Une personne a été tuée, et au moins trois autres blessées, dimanche, quand des assaillants ont ouvert le feu devant un bureau de vote de la capitale vénézuélienne, durant la consultation populaire organisée par l'opposition sur le gouvernement du président Nicolas Maduro.

Des hommes pro-Maduro ont ouvert le feu dans un quartier de l'ouest de Caracas tandis qu’ils circulaient à moto, a confirmé la justice vénézuélienne. L’attaque est survenue vers 15 h (heure locale), devant l’église Notre Dame de Carmen à Catia, un quartier traditionnellement reconnu pour son appui au gouvernement.

Le président Nicolas Maduro a blâmé l’opposition pour cette éruption de violence.

« Prenons part à une nouvelle ronde de négociations, un dialogue pour la paix », a-t-il déclaré à la télévision d’État, sans toutefois faire de référence spécifique à l’attaque survenue un peu plus tôt.

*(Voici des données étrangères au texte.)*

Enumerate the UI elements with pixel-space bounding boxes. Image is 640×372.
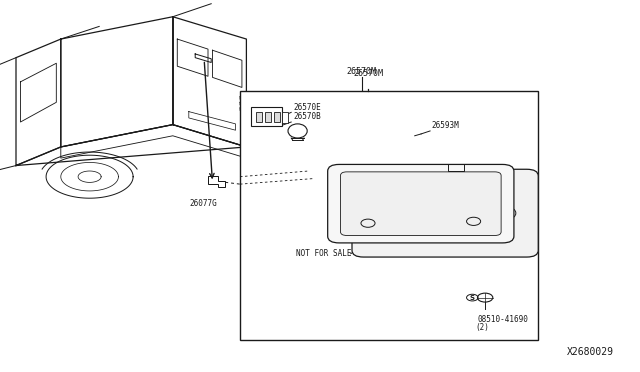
Text: 26593M: 26593M: [431, 121, 459, 130]
Bar: [282, 112, 288, 123]
Text: 26570M: 26570M: [347, 67, 376, 76]
Text: 26570B: 26570B: [293, 112, 321, 121]
Bar: [265, 112, 271, 122]
Text: 26570M: 26570M: [353, 69, 383, 78]
Text: S: S: [470, 295, 475, 301]
Text: 26570E: 26570E: [293, 103, 321, 112]
Text: X2680029: X2680029: [568, 347, 614, 357]
Text: NOT FOR SALE: NOT FOR SALE: [296, 249, 351, 258]
Bar: [274, 112, 280, 122]
Bar: [251, 107, 282, 126]
FancyBboxPatch shape: [328, 164, 514, 243]
Text: 08510-41690: 08510-41690: [477, 315, 528, 324]
Text: (2): (2): [475, 323, 489, 332]
Text: 26077G: 26077G: [189, 199, 218, 208]
FancyBboxPatch shape: [340, 172, 501, 235]
FancyBboxPatch shape: [352, 169, 538, 257]
Bar: [256, 112, 262, 122]
Bar: [240, 91, 538, 340]
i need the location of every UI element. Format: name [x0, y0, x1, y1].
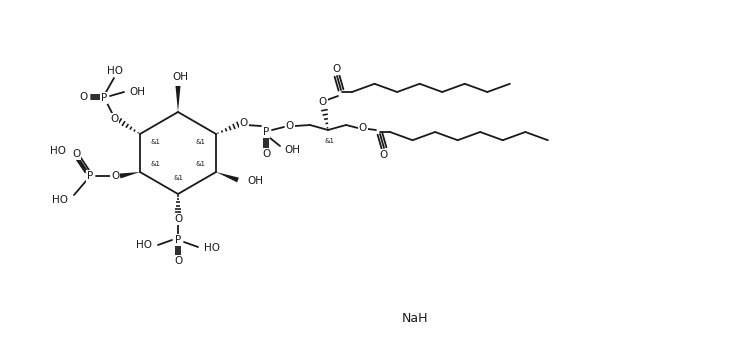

Le président vénézuélien souhaite établir une Assemblée constituante composée de 545 membres élus, qui auront la mission de modifier la Constitution en vigueur pour « assurer la stabilité politique et économique du pays ».

Près de 70 % des Vénézuéliens s'opposent à ce projet et 80 % dénoncent la gestion du pays par le gouvernement Maduro, selon l'institut de sondage Datanalisis.

L'opposition antichaviste – du nom de l'ancien président Hugo Chavez – voit le projet comme un moyen de contourner l'Assemblée nationale, où l'opposition est majoritaire depuis un an.

L’opposition a donc organisé une vaste consultation symbolique sans l’aval des autorités, et ce, après plus de trois mois de manifestations violentes qui ont fait au moins 95 morts.

Près de 2000 bureaux de vote ont été installés à travers le pays, qui compte un peu plus de 31 millions de personnes.

Le succès de la démarche symbolique dépendra du taux de participation enregistré. Les analystes s’entendent pour dire que la pression sur le gouvernement Maduro serait « significativement accrue » si 8 millions de personnes prenaient part au processus.

De vastes foules devant les différents bureaux de vote de la capitale laissaient croire à une forte participation tout au long de la journée.

« Nous sommes ouverts depuis 7 h ce matin et la file d’attente n’a pas diminuée », a déclaré Pedro Garcia, responsable du bureau de vote d’un quartier du sud de la capitale, et dont l’appui traditionnel au gouvernement s’est étiolé au cours des dernières années.

Dans un effort pour détourner l'attention, le gouvernement a toutefois aussi invité la population, dimanche, à tester les machines de vote qui seront mises en place le 30 juillet pour l'élection des membres de l'Assemblée constituante.